Asia-Pacific financial service firms are set to at least quadruple their investments in financial technology (fintech) in 2015, according to report by Accenture.
In the first nine months of 2015, fintech investments have nearly reached $3.5bn from $880m in all of 2014, the study found.
The report, Fintech Invest in Asia Pacific set to at least quardruple in 2015, showed largest share of 2015 Asia-Pacific fintech investment deals were in payments (40%) and lending (25%).
The report also predicted that volume of deals is set to increase slightly – at 122 as of 1 October 2015 compared with 117 for all of 2014.
The value of deals has increased substantially due to larger investments in and from China.

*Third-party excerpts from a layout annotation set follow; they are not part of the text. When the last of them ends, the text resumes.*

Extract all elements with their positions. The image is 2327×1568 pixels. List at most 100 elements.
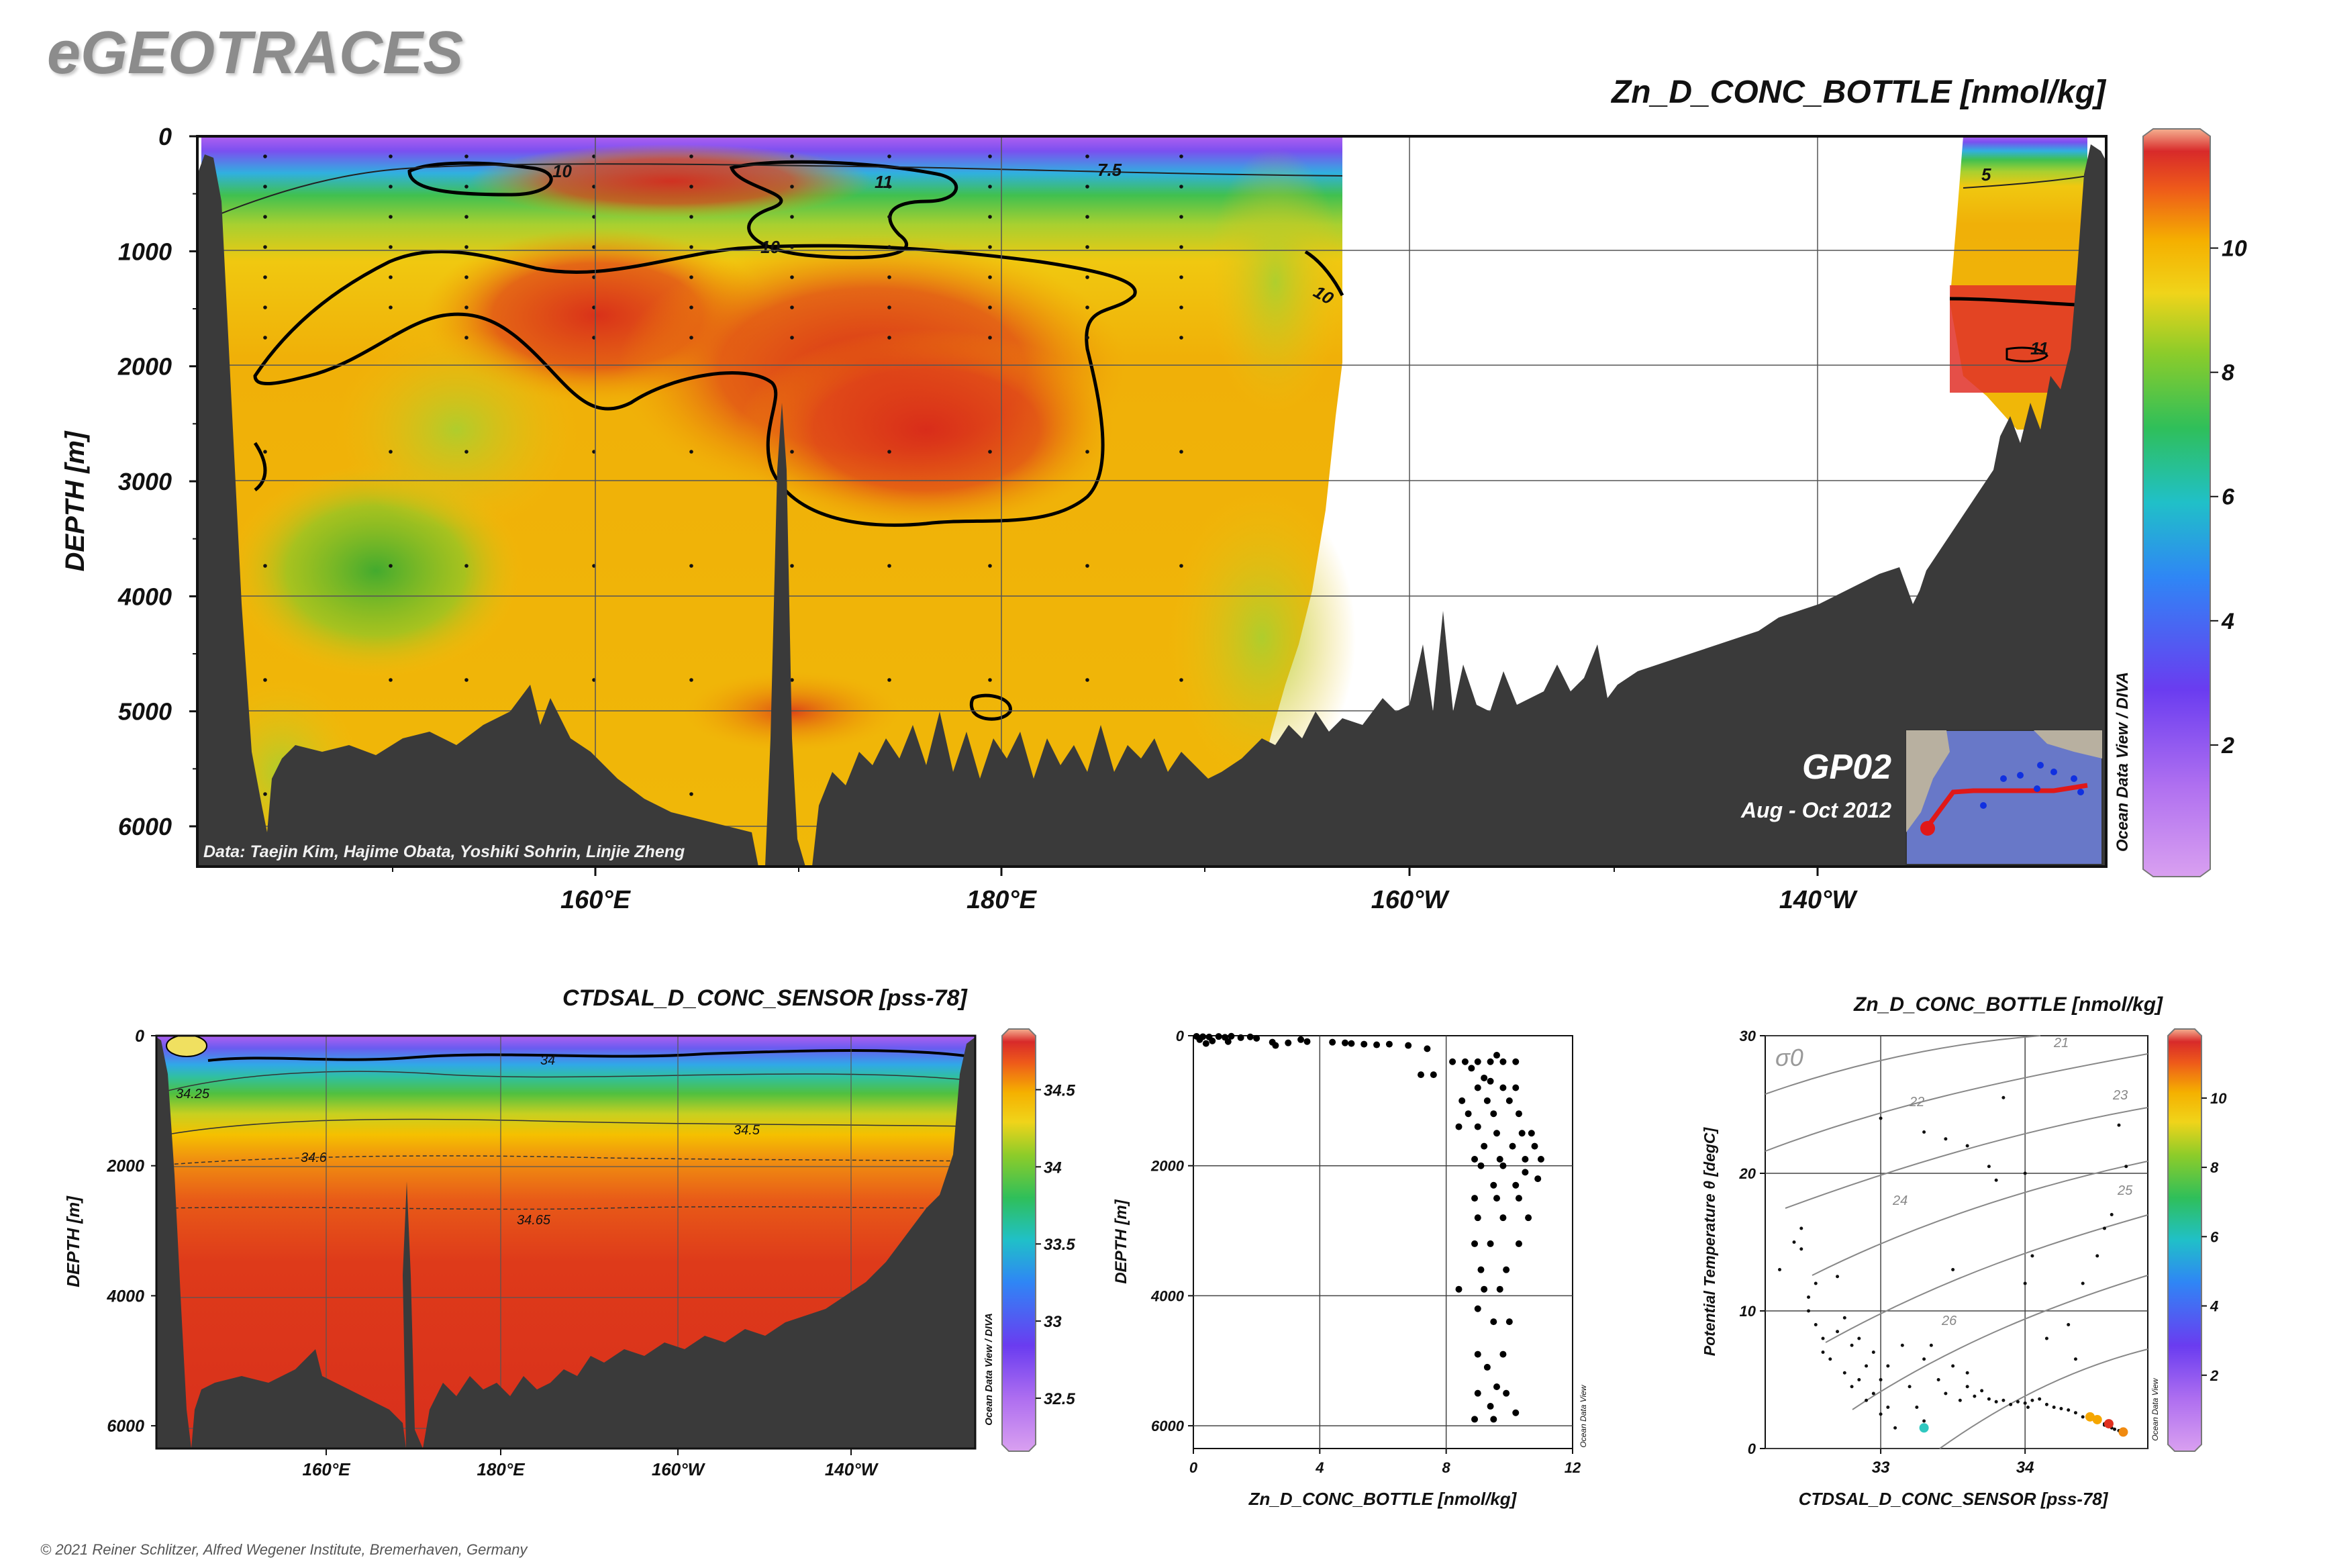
sample-dot: [1085, 275, 1089, 279]
profile-point: [1490, 1318, 1497, 1326]
ts-point: [2073, 1411, 2077, 1415]
sample-dot: [1085, 906, 1089, 910]
profile-point: [1468, 1065, 1475, 1072]
profile-point: [1474, 1084, 1481, 1091]
y-tick-label: 6000: [107, 1417, 144, 1436]
sample-dot: [689, 564, 693, 568]
profile-point: [1297, 1036, 1305, 1043]
sample-dot: [689, 450, 693, 454]
x-tick-label: 33: [1872, 1459, 1890, 1477]
profile-point: [1196, 1036, 1203, 1043]
sample-dot: [389, 906, 393, 910]
profile-point: [1515, 1240, 1522, 1247]
ts-watermark: Ocean Data View: [2150, 1377, 2160, 1440]
ts-point: [1965, 1144, 1969, 1148]
colorbar-tick-label: 32.5: [1044, 1390, 1075, 1408]
colorbar-tick-label: 4: [2221, 609, 2234, 634]
sample-dot: [1179, 450, 1183, 454]
profile-point: [1458, 1097, 1466, 1104]
ts-point: [2124, 1165, 2128, 1169]
ts-point: [1836, 1275, 1840, 1279]
colorbar-tick-label: 4: [2210, 1298, 2218, 1315]
sample-dot: [988, 185, 992, 189]
ts-point: [2016, 1400, 2020, 1404]
x-tick-label: 180°E: [477, 1459, 525, 1479]
profile-point: [1471, 1156, 1479, 1163]
colorbar-tick-label: 2: [2210, 1367, 2219, 1384]
ts-point: [2023, 1171, 2027, 1175]
sample-dot: [464, 245, 468, 249]
sample-dot: [1085, 678, 1089, 682]
ts-point: [1994, 1178, 1998, 1182]
sample-dot: [790, 245, 794, 249]
profile-point: [1481, 1142, 1488, 1150]
ts-point: [1958, 1398, 1962, 1402]
profile-point: [1534, 1175, 1542, 1183]
zn-x-axis: 160°E 180°E 160°W 140°W: [392, 867, 1858, 914]
ts-point: [2073, 1357, 2077, 1361]
isopycnal-label: 23: [2112, 1088, 2128, 1103]
sample-dot: [790, 906, 794, 910]
ts-point: [1871, 1351, 1875, 1354]
sample-dot: [887, 215, 891, 219]
ts-point: [1944, 1391, 1948, 1395]
salinity-plot-frame: [155, 1034, 977, 1450]
profile-point: [1471, 1416, 1479, 1423]
sample-dot: [689, 792, 693, 796]
ts-point: [2009, 1402, 2013, 1406]
contour-label: 5: [1981, 164, 1991, 185]
y-tick-label: 2000: [117, 353, 172, 381]
ts-isopycnals: [1765, 1035, 2148, 1449]
ts-point: [1893, 1426, 1897, 1430]
ts-point: [1807, 1295, 1811, 1299]
sample-dot: [988, 678, 992, 682]
sample-dot: [988, 305, 992, 309]
sample-dot: [988, 154, 992, 158]
profile-point: [1487, 1403, 1494, 1410]
profile-point: [1487, 1077, 1494, 1085]
contour-label: 7.5: [1097, 160, 1122, 180]
sample-dot: [887, 678, 891, 682]
profile-point: [1499, 1058, 1507, 1065]
sample-dot: [689, 305, 693, 309]
ts-colored-point: [1919, 1423, 1929, 1433]
sample-dot: [1085, 154, 1089, 158]
ts-points: [1778, 1095, 2128, 1437]
sample-dot: [790, 450, 794, 454]
ts-point: [1799, 1226, 1803, 1230]
ts-point: [1936, 1378, 1940, 1381]
profile-point: [1505, 1318, 1513, 1326]
x-tick-label: 160°E: [560, 886, 632, 914]
ts-point: [1850, 1343, 1854, 1347]
ts-point: [1836, 1330, 1840, 1334]
y-tick-label: 4000: [106, 1287, 144, 1306]
profile-point: [1515, 1195, 1522, 1202]
profile-point: [1471, 1195, 1479, 1202]
brand-logo: eGEOTRACES: [47, 19, 464, 87]
ts-point: [2102, 1226, 2106, 1230]
sample-dot: [263, 678, 267, 682]
sample-dot: [790, 215, 794, 219]
salinity-section-chart: 34 34.25 34.5 34.6 34.65: [156, 1036, 975, 1449]
sample-dot: [1179, 678, 1183, 682]
sample-dot: [790, 154, 794, 158]
profile-point: [1537, 1156, 1544, 1163]
profile-point: [1515, 1110, 1522, 1118]
salinity-colorbar: 32.5 33 33.5 34 34.5: [1001, 1028, 1075, 1452]
zn-y-label: DEPTH [m]: [60, 430, 90, 572]
sample-dot: [1179, 215, 1183, 219]
colorbar-tick-label: 10: [2222, 236, 2247, 262]
x-tick-label: 8: [1442, 1459, 1451, 1476]
y-tick-label: 0: [1176, 1028, 1185, 1044]
ts-colored-point: [2085, 1412, 2095, 1422]
ts-point: [2001, 1095, 2006, 1099]
salinity-surface-anomaly: [166, 1036, 207, 1057]
sample-dot: [790, 275, 794, 279]
ts-colored-point: [2092, 1414, 2102, 1424]
ts-point: [2026, 1406, 2030, 1409]
y-tick-label: 20: [1739, 1165, 1756, 1182]
contour-label: 34.25: [176, 1087, 210, 1101]
sample-dot: [790, 185, 794, 189]
ts-point: [1951, 1364, 1955, 1368]
profile-point: [1449, 1058, 1456, 1065]
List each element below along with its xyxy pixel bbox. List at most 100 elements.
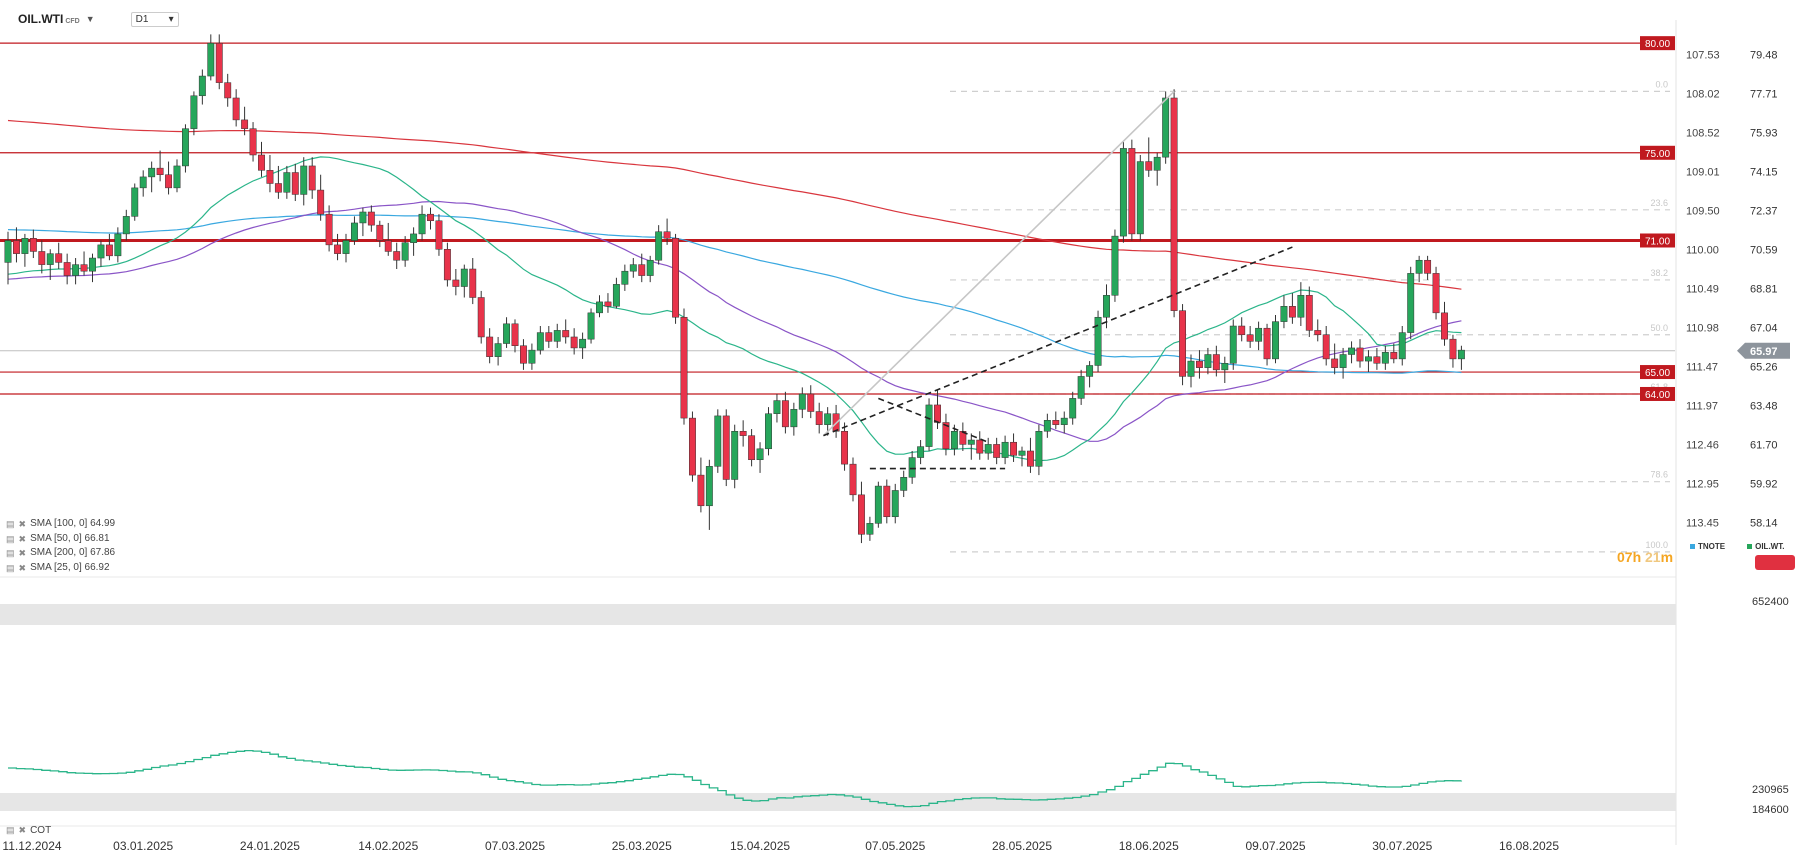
close-icon[interactable]: ✖ [18, 548, 27, 558]
candle [562, 319, 570, 344]
candle [908, 450, 916, 484]
candle-body [401, 242, 409, 261]
candle-body [443, 249, 451, 281]
legend-sma100: ▤ ✖ SMA [100, 0] 64.99 [6, 517, 115, 532]
close-icon[interactable]: ✖ [18, 825, 27, 835]
candle-body [1390, 352, 1398, 360]
level-tag-label: 65.00 [1645, 368, 1670, 379]
timeframe-select[interactable]: D1 ▾ [130, 11, 179, 27]
candle [917, 440, 925, 465]
candle [418, 205, 426, 241]
candle-body [765, 413, 772, 450]
legend-sma200: ▤ ✖ SMA [200, 0] 67.86 [6, 546, 115, 561]
candle-body [165, 174, 173, 189]
candle-body [1035, 431, 1043, 467]
candle-body [1043, 420, 1051, 432]
candle-body [756, 448, 764, 461]
candle-body [4, 240, 12, 263]
candle-body [1365, 356, 1372, 362]
symbol-name[interactable]: OIL.WTI CFD [18, 12, 80, 26]
candle-body [680, 316, 688, 419]
candle-body [748, 435, 756, 461]
candle-body [1077, 376, 1085, 399]
close-icon[interactable]: ✖ [18, 562, 27, 573]
secondary-axis-label: 107.53 [1686, 50, 1720, 62]
candle-body [1162, 97, 1170, 158]
candle-body [393, 251, 401, 261]
secondary-axis-label: 109.01 [1686, 166, 1720, 178]
sma200-line [7, 119, 1462, 290]
candle [1441, 301, 1448, 346]
settings-icon[interactable]: ▤ [6, 548, 15, 558]
candle-body [351, 222, 358, 241]
candle-body [993, 444, 1001, 458]
candle-body [646, 259, 654, 276]
sell-button[interactable] [1755, 555, 1795, 570]
candle-body [638, 264, 646, 276]
candle [207, 34, 215, 81]
candle [849, 457, 857, 502]
symbol-dropdown-icon[interactable]: ▼ [85, 14, 95, 24]
candle-body [122, 216, 130, 235]
candle [672, 233, 679, 324]
settings-icon[interactable]: ▤ [6, 825, 15, 835]
candle [63, 253, 71, 285]
candle-body [596, 301, 603, 314]
candle-body [934, 404, 941, 423]
candle [1212, 345, 1220, 377]
candle-body [1212, 354, 1220, 371]
candle-body [1238, 325, 1246, 336]
settings-icon[interactable]: ▤ [6, 519, 15, 529]
candle [190, 91, 198, 136]
secondary-axis-label: 109.50 [1686, 205, 1720, 217]
candle-body [942, 422, 950, 450]
candle-body [1086, 365, 1094, 377]
candle [807, 385, 815, 419]
legend-label: SMA [25, 0] 66.92 [30, 561, 110, 573]
close-icon[interactable]: ✖ [18, 519, 27, 529]
candle [1246, 326, 1254, 348]
square-icon [1747, 544, 1753, 549]
oilwti-legend[interactable]: OIL.WT. [1747, 542, 1784, 551]
settings-icon[interactable]: ▤ [6, 562, 15, 573]
candle [105, 233, 113, 261]
candle-body [21, 238, 29, 254]
candle [401, 236, 409, 267]
fib-label: 0.0 [1655, 79, 1668, 89]
candle [13, 227, 20, 263]
candle [258, 141, 265, 177]
sma25-line [7, 156, 1462, 462]
candle [891, 483, 899, 524]
candle [1221, 356, 1229, 384]
candle-body [1221, 363, 1229, 371]
secondary-axis-label: 111.47 [1686, 361, 1718, 373]
candle-body [1018, 450, 1026, 456]
candle-body [427, 213, 434, 222]
candle-body [300, 165, 308, 195]
candle-body [1415, 259, 1423, 274]
candle-body [63, 262, 71, 276]
candle-body [1170, 97, 1178, 311]
secondary-axis-label: 110.98 [1686, 322, 1719, 334]
candle-body [308, 165, 316, 191]
candle [21, 233, 29, 267]
candle-body [376, 224, 384, 241]
candle [1457, 345, 1465, 370]
close-icon[interactable]: ✖ [18, 533, 27, 544]
date-axis-label: 24.01.2025 [240, 839, 300, 853]
candle-body [460, 268, 468, 287]
candle-body [452, 279, 460, 287]
candle [511, 319, 519, 353]
fib-label: 50.0 [1650, 323, 1668, 333]
candle-body [773, 400, 781, 414]
candle-body [714, 415, 722, 467]
settings-icon[interactable]: ▤ [6, 533, 15, 544]
tnote-legend[interactable]: TNOTE [1690, 542, 1725, 551]
candle-body [215, 42, 223, 83]
candle [680, 308, 688, 425]
candle [148, 161, 156, 193]
candle [731, 424, 739, 489]
trendlines [822, 90, 1293, 470]
candle [1094, 310, 1102, 373]
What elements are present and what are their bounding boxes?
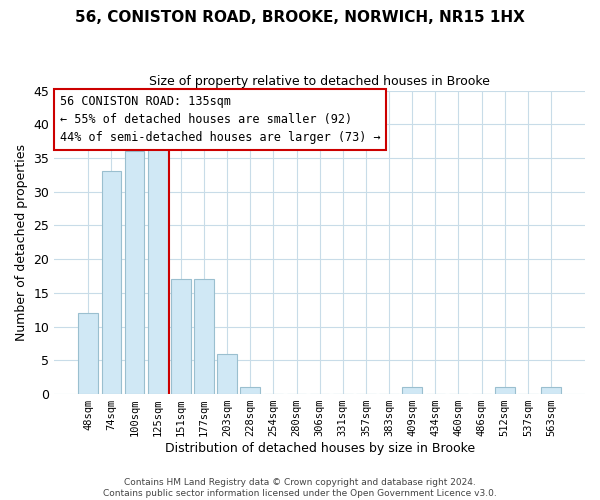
Title: Size of property relative to detached houses in Brooke: Size of property relative to detached ho… xyxy=(149,75,490,88)
Y-axis label: Number of detached properties: Number of detached properties xyxy=(15,144,28,341)
Bar xyxy=(403,388,422,394)
Bar xyxy=(125,152,145,394)
Bar xyxy=(101,172,121,394)
X-axis label: Distribution of detached houses by size in Brooke: Distribution of detached houses by size … xyxy=(164,442,475,455)
Bar xyxy=(241,388,260,394)
Bar xyxy=(148,144,167,394)
Bar xyxy=(194,280,214,394)
Text: 56, CONISTON ROAD, BROOKE, NORWICH, NR15 1HX: 56, CONISTON ROAD, BROOKE, NORWICH, NR15… xyxy=(75,10,525,25)
Bar xyxy=(171,280,191,394)
Bar xyxy=(495,388,515,394)
Text: Contains HM Land Registry data © Crown copyright and database right 2024.
Contai: Contains HM Land Registry data © Crown c… xyxy=(103,478,497,498)
Bar xyxy=(541,388,561,394)
Text: 56 CONISTON ROAD: 135sqm
← 55% of detached houses are smaller (92)
44% of semi-d: 56 CONISTON ROAD: 135sqm ← 55% of detach… xyxy=(59,95,380,144)
Bar xyxy=(79,313,98,394)
Bar xyxy=(217,354,237,394)
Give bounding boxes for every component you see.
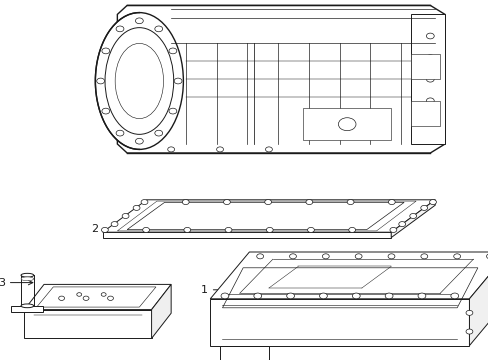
Circle shape <box>174 78 182 84</box>
Polygon shape <box>107 43 120 65</box>
Circle shape <box>465 310 472 315</box>
Circle shape <box>465 329 472 334</box>
Circle shape <box>116 130 123 136</box>
Polygon shape <box>151 284 171 338</box>
Text: 2: 2 <box>90 224 123 234</box>
Ellipse shape <box>21 304 34 308</box>
Polygon shape <box>210 252 488 299</box>
Polygon shape <box>12 306 43 312</box>
Circle shape <box>141 199 147 204</box>
Circle shape <box>428 199 435 204</box>
Ellipse shape <box>105 28 173 134</box>
Circle shape <box>253 293 261 299</box>
Circle shape <box>420 254 427 259</box>
Circle shape <box>417 293 425 299</box>
Circle shape <box>111 221 118 227</box>
Circle shape <box>389 228 396 233</box>
Circle shape <box>221 293 228 299</box>
Circle shape <box>426 98 433 104</box>
Circle shape <box>183 228 190 233</box>
Circle shape <box>169 108 177 114</box>
Circle shape <box>102 108 109 114</box>
Circle shape <box>348 228 355 233</box>
Circle shape <box>169 48 177 54</box>
Circle shape <box>352 293 360 299</box>
Circle shape <box>155 130 163 136</box>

They include investments from Alibaba Group and its Ant Financial Services Group subsidiary into Paytm, a mobile payment and commerce platform in India, as well as fundraising efforts by Ping An Insurance Group venture Lufax.
Jon Allaway, senior managing director of Accenture’s Financial Services group in ASEAN and executive sponsor of the FinTech Innovation Lab Asia-Pacific, said: "We are seeing the convergence of two trends: venture capitalists are clearly signaling fintech is a growth opportunity and simultaneously financial services companies are waking up to the vast opportunities created by the current wave of fintech.
"Financial services institutions are embracing cloud technology, mobile wallets and blockchain to fundamentally redefine their business and operational models. We are seeing this in the increased investments from banks in fintech venture capital funding, incubators and startups."
Beat Monnerat, senior managing director at Accenture and the company’s Financial Services lead in Asia Pacific, said: "Major non-traditional financial services companies have been investing in fintech payments in China for the past year. The increasing deal size should serve as a wake-up call to financial services companies in China and across Asia-Pacific that if they do not offer truly useful, customer-friendly digital solutions, competitors will step into the breach not just on the retail front but also in commercial transactions."
The report also forecasts that blockchain will increasingly be a focus for startups, banks and investors.
As a stand-alone technology, blockchain could help banks, credit card companies and clearinghouses collaborate to create safer, faster accounting and optimize capital use by reducing counterparty risk and transaction latency, authors of the report opined.
Accenture also said that it expects investment in cyber security to increase significantly in the coming year, especially in light of recent large-scale data breaches reported in the media.